[LLVMdev] Box removal

Timothy Baldridge tbaldridge at gmail.com
Tue Jun 28 11:25:15 PDT 2011

In the creation of dynamic languages we often have to box values together.

For instance, take the following expression:

IntObj c = sqrt((a*a)+(b*b));

Here, most likely, a bytecode interpreter would execute this as
"mul_ints", "add_ints", "sqrt", etc. Inside these primitive functions
we would have to unwrap our IntObj types, add the values, allocate a
new object and return that to the function. In the above example, we
could probably expect around 4 allocations, and 7 unboxing operations.
Now granted if my lanugage is running as a bytecode interpreter, I can
speed it up simply by having LLVM call my functions in order, and
perhaps even in-lining all the bytecode operations into a single
function.

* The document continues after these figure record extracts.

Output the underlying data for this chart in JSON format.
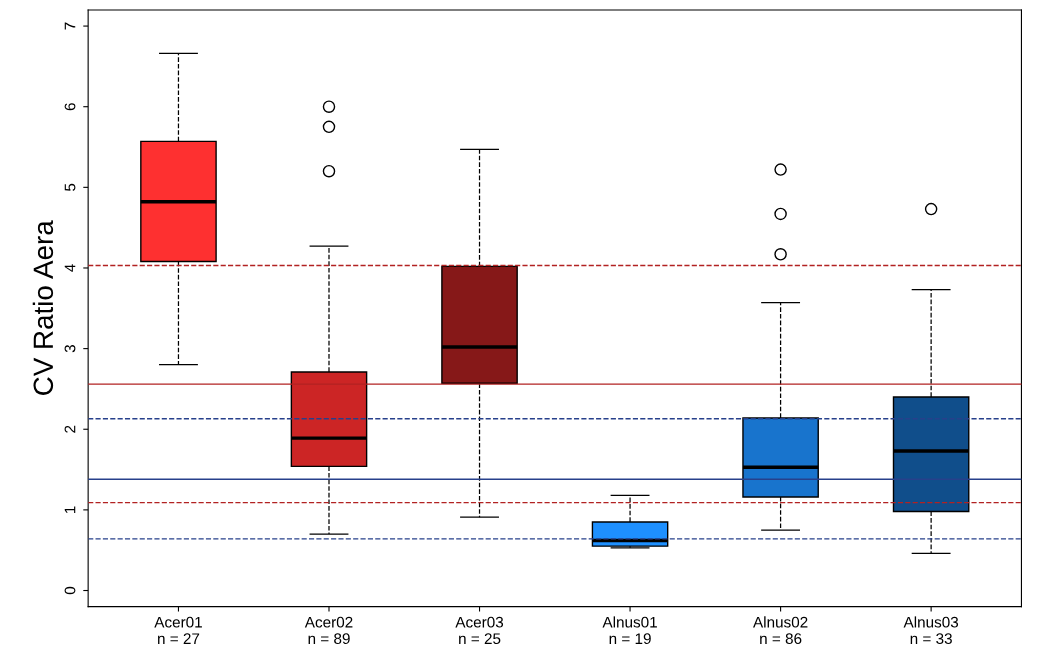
{
  "chart_data": {
    "type": "box",
    "ylabel": "CV Ratio Aera",
    "categories": [
      "Acer01\nn = 27",
      "Acer02\nn = 89",
      "Acer03\nn = 25",
      "Alnus01\nn = 19",
      "Alnus02\nn = 86",
      "Alnus03\nn = 33"
    ],
    "colors": [
      "#fe3030",
      "#cc2525",
      "#861818",
      "#1e90ff",
      "#1874cd",
      "#104e8b"
    ],
    "boxes": [
      {
        "low": 2.8,
        "q1": 4.08,
        "median": 4.82,
        "q3": 5.57,
        "high": 6.66
      },
      {
        "low": 0.7,
        "q1": 1.54,
        "median": 1.89,
        "q3": 2.71,
        "high": 4.27,
        "outliers": [
          6.0,
          5.75,
          5.2
        ]
      },
      {
        "low": 0.91,
        "q1": 2.57,
        "median": 3.02,
        "q3": 4.02,
        "high": 5.47
      },
      {
        "low": 0.53,
        "q1": 0.55,
        "median": 0.62,
        "q3": 0.85,
        "high": 1.18
      },
      {
        "low": 0.75,
        "q1": 1.16,
        "median": 1.53,
        "q3": 2.14,
        "high": 3.57,
        "outliers": [
          5.22,
          4.67,
          4.17
        ]
      },
      {
        "low": 0.46,
        "q1": 0.98,
        "median": 1.73,
        "q3": 2.4,
        "high": 3.73,
        "outliers": [
          4.73
        ]
      }
    ],
    "ref_lines": [
      {
        "axis": "y",
        "value": 2.56,
        "color": "#b22222",
        "line_style": "solid"
      },
      {
        "axis": "y",
        "value": 4.03,
        "color": "#b22222",
        "line_style": "dashed"
      },
      {
        "axis": "y",
        "value": 1.09,
        "color": "#b22222",
        "line_style": "dashed"
      },
      {
        "axis": "y",
        "value": 1.38,
        "color": "#27408b",
        "line_style": "solid"
      },
      {
        "axis": "y",
        "value": 2.13,
        "color": "#27408b",
        "line_style": "dashed"
      },
      {
        "axis": "y",
        "value": 0.64,
        "color": "#27408b",
        "line_style": "dashed"
      }
    ],
    "ylim": [
      -0.2,
      7.2
    ],
    "yticks": [
      0,
      1,
      2,
      3,
      4,
      5,
      6,
      7
    ],
    "grid": false,
    "legend": false
  }
}
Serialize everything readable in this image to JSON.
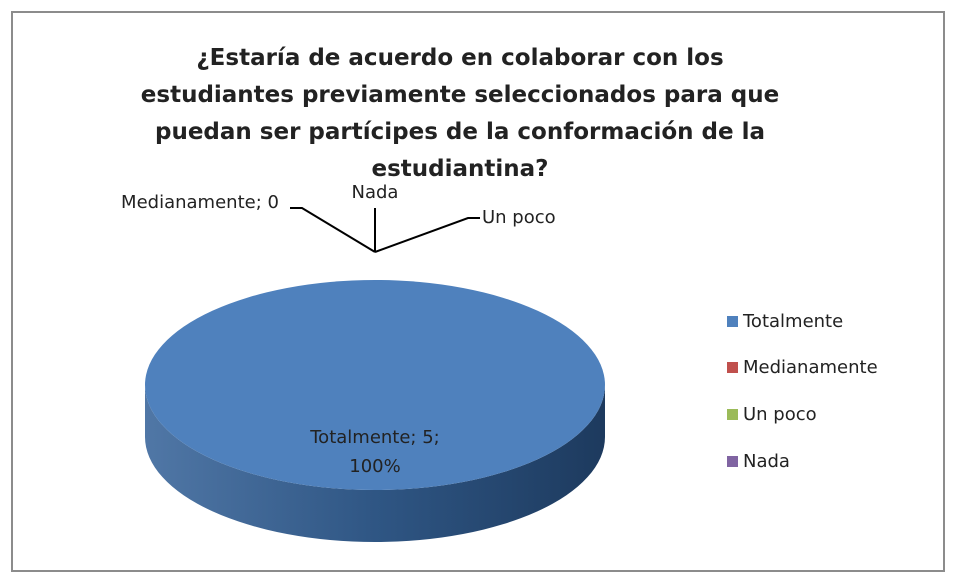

But even then, I'm still left with the 4 allocations and 7
unboxings (is that even a word?).

I know other compiler projects, such as PyPy have allocation removal
where the optimization passes see that we only use the result of an
allocation a single time. Thinking that LLVM may do this as well, I
tried this simple test on in-browser LLVM compiler:
#include <stdio.h>
#include <stdlib.h>

typedef struct Foo
int *x;
int x2;

int main(int argc, char **argv) {
Foo *f = (Foo *)malloc(sizeof(Foo));
f->x = (int *)malloc(sizeof(int));
*f->x = 10;
return *f->x;



; ModuleID = '/tmp/webcompile/_28006_0.bc'
target datalayout =
target triple = "x86_64-linux-gnu"

define i32 @main(i32 %argc, i8** nocapture %argv) nounwind {
  %0 = tail call noalias i8* @malloc(i64 16) nounwind ; <i8*> [#uses=1]
  %1 = tail call noalias i8* @malloc(i64 4) nounwind ; <i8*> [#uses=1]
  %2 = bitcast i8* %1 to i32*                     ; <i32*> [#uses=2]
  %3 = bitcast i8* %0 to i32**                    ; <i32**> [#uses=1]
  store i32* %2, i32** %3, align 8
  store i32 10, i32* %2, align 4
  ret i32 10


As you can see, the allocations are still being performed. Now if we
could get rid of these allocations, then this entire function could be
reduced to a single line that just returns 10.

Is any optimization like this planned or even feasible in LLVM?

Thank you for your time.

Timothy Baldridge

“One of the main causes of the fall of the Roman Empire was
that–lacking zero–they had no way to indicate successful termination
of their C programs.”
(Robert Firth)